BMCM+AC has been facilitating oral history documentation since 1999, resulting in a collection of recorded interviews with 69 BMC alumni as of 2019. BMCM+AC also has a research library, which includes approximately 400 BMC-related resources in audio, video and book form. These resources, in addition to the aforementioned oral histories, are available to museum visitors and members as a part the museum's publicly accessible resource center.
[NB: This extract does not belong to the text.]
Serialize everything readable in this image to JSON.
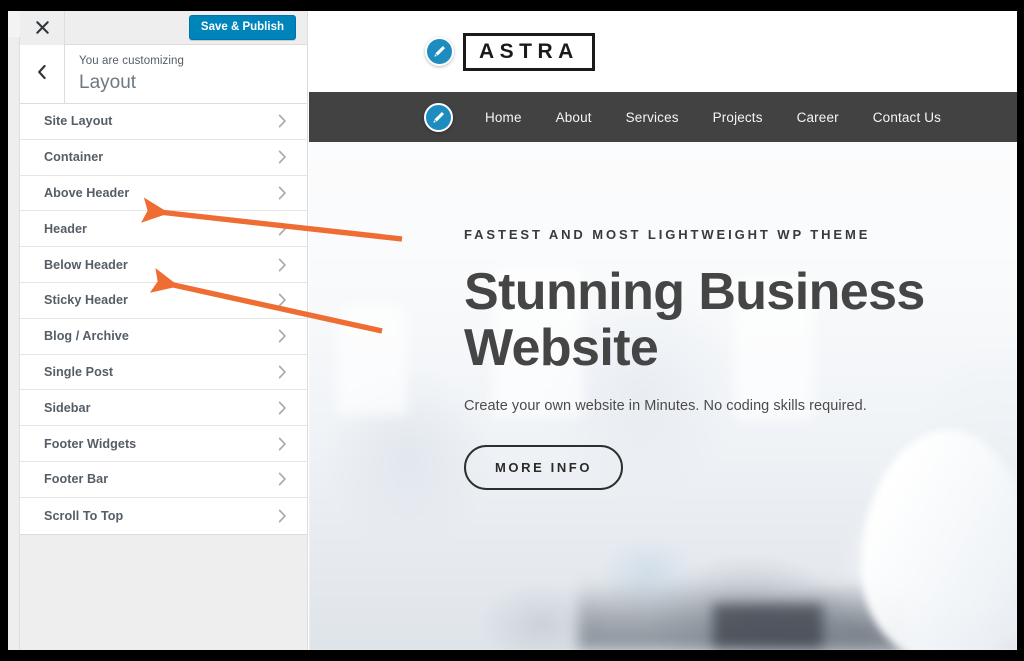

In addition to the museum's regional use of the collection in exhibitions, the collection is also accessed nationally and internationally by means of traveling exhibitions and loans to other institutions. Works from BMCM+AC's permanent collection have been loaned to the exhibitions Leap Before You Look: Black Mountain College (Institute of Contemporary Art, Boston Wexner Center for the Arts and Hammer Museum), Robert Rauschenberg: Among Friends at the Museum of Modern Art, Black Mountain College and Interdisciplinary Experiment 1933 - 1957 at Hamburger Bahnhof in Berlin, among others.

===The Jargon Society===
In 2012, BMCM+AC was chosen as the receiving institution for the remaining publications and archive of The Jargon Society, a small press publisher founded in 1951 by Jonathan Williams. The archive currently includes over 70 titles out of the total 115 Jargon titles. Of the 115 originals in the Jargon catalogue, approximately 85 are books and another 30 are broadsides, pamphlets and other publications. The museum has continued publication under the imprint. As of 2023 the latest Jargon title is a forthcoming publication, The Black Mountain College Anthology of Poetry, produced in collaboration with the University of North Carolina Press.

==Publications==
The BMCM+AC has published numerous dossiers, exhibition catalogues and books about Black Mountain College, its teachers, and alumni.

===Journal of Black Mountain College Studies===
The Journal of Black Mountain College Studies (JBMCS) is a multidisciplinary online publication of the Black Mountain College Museum + Arts Center. Submissions are accepted on a rolling basis. JBMCS has published 13 volumes from 2011 to 2023.

===Chapbooks===
- Backpacking in the Hereafter. Poetry chapbook by M.C. Richards. Edited by Julia Connor, 2014
- Cynthia Homire: Vision Quest. Black Mountain College Museum + Arts Center, 2014
- Basil King: Between Painting and Writing. Poetry chapbook by Basil King, 2016
- Faith in Arts [chapbook series]
  - Volume 1: John Cage: Art, Life & Zen, Atelier Éditions & Black Mountain College Museum + Arts Center, 2021
  - Volume 2: Stendhal Syndrome: Art as a Transcendent Experience, Atelier Éditions & Black Mountain College Museum + Arts Center, 2021
  - Volume 3: M.C. Richards: Pots, Poems & Pedagogy, Atelier Éditions & Black Mountain College Museum + Arts Center, 2022
  - Volume 4: The Quiet House: Stillness in Lake Eden, Atelier Éditions & Black Mountain College Museum + Arts Center, 2022

=== Memoirs ===
- Black Mountain Days. Michael Rumaker, Black Mountain College Museum + Arts Center, 2003

===Dossiers===
The Dossiers are books focusing on specific BMC alumni and serve both as exhibition catalogues and critical studies.
The museum has published dossiers featuring BMC alumni including Joseph Fiore, Fannie Hillsmith, Lore Kadden Lindenfeld, Ray Johnson, Susan Weil, Michael Rumaker, Gwendolyn Knight and Gregory Masurovsky.